Naval: There’s a phrase you’ll hear Brett and I use over and over again: “good explanations.” Good explanations are Deutsch’s improvement upon the scientific method.

At the same time, it’s beyond science. It’s not just true in science but in all of life. We navigate our way through life, and we do it successfully by creating good explanations. If you take away nothing else, try and understand what a good explanation is.

A good explanation, first and foremost, is testable or falsifiable. You can run an experiment in the real world to see if it’s true or not. Even stepping back from that, it’s a creative explanation. It looks at something that’s going on in the real world and says, “This is why it’s happening.” It is a creative leap that says, “This is the underlying explanation for how the thing works.”

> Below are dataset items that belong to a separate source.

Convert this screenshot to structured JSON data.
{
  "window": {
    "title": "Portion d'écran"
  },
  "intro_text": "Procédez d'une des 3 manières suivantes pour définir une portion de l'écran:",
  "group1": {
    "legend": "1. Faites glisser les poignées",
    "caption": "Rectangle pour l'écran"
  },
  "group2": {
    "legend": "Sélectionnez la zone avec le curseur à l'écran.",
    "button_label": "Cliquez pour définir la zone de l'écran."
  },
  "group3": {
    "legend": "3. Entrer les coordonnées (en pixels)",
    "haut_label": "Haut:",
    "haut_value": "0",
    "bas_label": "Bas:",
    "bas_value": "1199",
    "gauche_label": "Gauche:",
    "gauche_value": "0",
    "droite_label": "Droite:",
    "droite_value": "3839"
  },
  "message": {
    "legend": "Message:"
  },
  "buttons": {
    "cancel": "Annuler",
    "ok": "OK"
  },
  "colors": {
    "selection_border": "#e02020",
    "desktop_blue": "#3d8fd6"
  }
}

For example, when I’m watching a sunset with my young kids, I ask them: “Is the sun going somewhere? Is it moving? Or is it that maybe we’re moving, and we’re moving in such a way that it looks like the sun is setting?” Which is the proper explanation? 

Looking at it naively, you would think the sun is hurtling across the sky and  going around the Earth. But that’s not the only explanation. There’s a completely creative explanation that seems to fly in the face of the obvious observation of the sun’s movement but could also fit the facts—but it requires some creativity. That explanation is that the Earth is rotating.

Good explanations don’t have to be obvious. They’re not derived from just looking at what happened in the past. Rather, they are testable. There are experiments we can run to figure out if it’s the sun that is going around the earth or if it’s the Earth turning.